Bu açıdan bakıldığında karşımıza iki tür erken seçim çıkıyor. Birincisi; siyasi istikrarı tesis etmeye ya da pekiştirmeye yönelik yapılan erken seçim, ikincisi ise; siyasi istikrarsızlığı amaçlayan erken seçim. Birincisine geçmiş yıllarda çok şahit olduk. Mevcut durumda siyasi istikrar ortamı varlığını korurken amaçlananın böyle bir erken seçim talebi olmadığı gayet net görülüyor.

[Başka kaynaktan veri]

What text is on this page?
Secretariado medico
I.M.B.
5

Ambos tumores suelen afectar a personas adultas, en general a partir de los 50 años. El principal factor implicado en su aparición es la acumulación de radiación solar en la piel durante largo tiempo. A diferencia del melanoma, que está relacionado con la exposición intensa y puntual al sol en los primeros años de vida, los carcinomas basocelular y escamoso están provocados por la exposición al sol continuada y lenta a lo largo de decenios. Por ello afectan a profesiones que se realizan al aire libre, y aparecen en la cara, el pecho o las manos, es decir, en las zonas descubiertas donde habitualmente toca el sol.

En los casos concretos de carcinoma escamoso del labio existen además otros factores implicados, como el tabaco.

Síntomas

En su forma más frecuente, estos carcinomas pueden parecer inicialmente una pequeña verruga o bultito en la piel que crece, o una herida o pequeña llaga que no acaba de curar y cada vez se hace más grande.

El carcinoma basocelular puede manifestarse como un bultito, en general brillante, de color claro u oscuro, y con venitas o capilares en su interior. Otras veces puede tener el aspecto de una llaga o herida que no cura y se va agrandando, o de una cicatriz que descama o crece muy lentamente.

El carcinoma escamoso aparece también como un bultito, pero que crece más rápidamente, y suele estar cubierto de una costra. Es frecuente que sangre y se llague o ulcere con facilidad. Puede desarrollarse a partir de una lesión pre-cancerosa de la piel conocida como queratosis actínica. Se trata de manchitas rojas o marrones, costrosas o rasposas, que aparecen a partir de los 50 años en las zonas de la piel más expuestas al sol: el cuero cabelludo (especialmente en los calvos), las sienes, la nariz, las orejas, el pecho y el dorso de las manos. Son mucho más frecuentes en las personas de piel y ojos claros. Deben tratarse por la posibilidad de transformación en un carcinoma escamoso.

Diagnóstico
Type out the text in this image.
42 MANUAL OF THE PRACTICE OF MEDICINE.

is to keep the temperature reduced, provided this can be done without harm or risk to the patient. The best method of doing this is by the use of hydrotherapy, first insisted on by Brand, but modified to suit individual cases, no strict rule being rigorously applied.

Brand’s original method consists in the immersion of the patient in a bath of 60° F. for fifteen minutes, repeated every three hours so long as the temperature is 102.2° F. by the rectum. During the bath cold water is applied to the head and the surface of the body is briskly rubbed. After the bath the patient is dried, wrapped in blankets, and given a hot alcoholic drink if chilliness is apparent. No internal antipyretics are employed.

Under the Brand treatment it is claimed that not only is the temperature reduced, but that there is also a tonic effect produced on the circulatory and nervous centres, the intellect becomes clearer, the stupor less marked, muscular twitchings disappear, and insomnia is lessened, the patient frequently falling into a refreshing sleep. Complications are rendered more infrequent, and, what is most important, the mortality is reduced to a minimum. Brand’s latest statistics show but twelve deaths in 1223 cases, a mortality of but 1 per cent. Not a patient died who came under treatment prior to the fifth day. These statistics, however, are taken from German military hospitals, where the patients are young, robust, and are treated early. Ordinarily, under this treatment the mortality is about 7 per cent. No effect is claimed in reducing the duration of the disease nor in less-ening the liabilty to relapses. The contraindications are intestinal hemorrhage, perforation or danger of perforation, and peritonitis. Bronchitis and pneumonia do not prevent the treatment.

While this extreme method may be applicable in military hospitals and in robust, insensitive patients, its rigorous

CHP, siyaseten istikrarsız bir havanın oluşması için gayret ediyor. Erken seçim söylemini sık sık tekrar ederek yatırımcıların önünü kesmeye çalışıyor. Bu sayede de iktidarın ekonomik hedeflerinin kesintiye uğramasını ümit ediyor. Netice itibariyle de “iktidar ekonomik hedeflerine ulaşamadı” söylemiyle oy devşirmeyi amaçlıyor. Yoksa ne emekli umurunda ne asgari ücretli ne de çiftçi…
Hazine ve Maliye Bakanı Mehmet Şimşek ile CHP'nin Hazine ve Maliye Bakanlığı'ndan Sorumlu Genel Başkan Yardımcısı Yalçın Karatepe’nin normalleşme adı altında ekonomik önerilerin ve güncel durumun masaya yatırılmasının amaçlandığı bir görüşme yapıldı. Bu görüşmeye ilişkin kamuoyunda “ekonominin düzelmesi için CHP’nin öneri yapabileceği” düşüncesi oluştu. Ancak CHP’li Karatepe’nin görüşmeden sonra, “Asgari ücrete ara zam, emekli aylıklarına ciddi artış, tarımsal desteklerinin artırılması ve vergide adaletsizliğin giderilmesi. Bu dört taleple görüşmeye gittik ama dört saatlik görüşme sonunda acı reçeteyi vatandaşa çıkaran anlayışta bir değişim iradesi olmadığını maalesef gördük” açıklamasını yapmasıyla asıl maksadın “daha iyi bir ekonomi yönetimi” üzerine fikir alışverişinde bulunmaktan öte “hükümeti kamuoyunda zorlayacak bir girişimden” ibaret olduğu görüldü.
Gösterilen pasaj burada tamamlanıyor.